1) Les chapitres 1-7 traitant des constructions à verbe support en général, et à verbe support donner en particulier s'étendent sur près de 188 pages. Leur intérêt n'est pas discutable, mais ils paraissent trop copieux au lecteur qui s'attend, d'après le titre, à une étude des diverses constructions converses du français, même si l'introduction tente de justifier cette organisation. La description des constructions converses ne commence qu'à partir du Bème chapitre. De ce fait, l'organisation et le contenu de cet ouvrage suggèrent plutôt un titre plus large comme, par exemple, «Les constructions à verbe support (donner) et les constructions converses».

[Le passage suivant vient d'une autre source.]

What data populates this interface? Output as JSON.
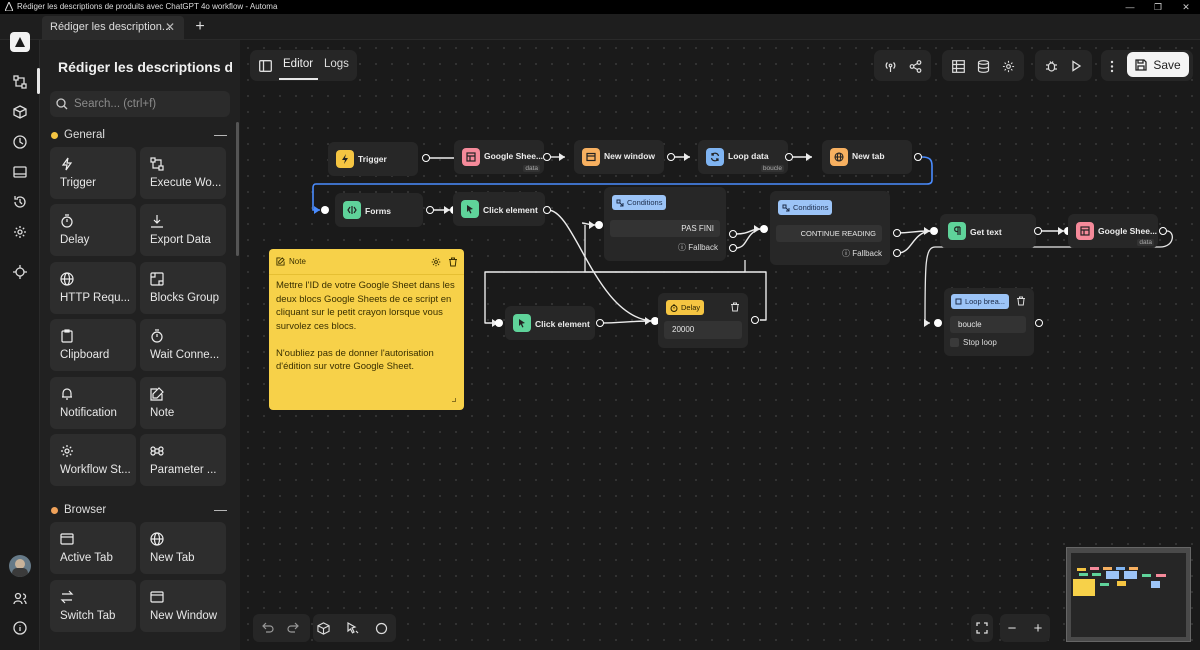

2) La table DR2 comprend des substantifs prédicatifs non reliés à un verbe. Bien que quelques modifications (cf. chap. 5.2.) soient apportées à cet énoncé, il semble difficile de justifier la présence d'un nom comme par exemple traitement (il y en a d'autres aussi) dans cette table:

Le médecin a donné un bon traitement au malade
Le médecin a bien traité le malade

3) On ne saisit pas très bien pourquoi, au chapitre 7.4., G.G. utilise la terminologie 'variante itérative', alors qu'auparavant (chap 7.3.) il avait parlé des variantes aspectuelles (inchoatives, duratives, terminatives). Est-ce que la variante itérative n'est pas à considérer comme une variante aspectuelle?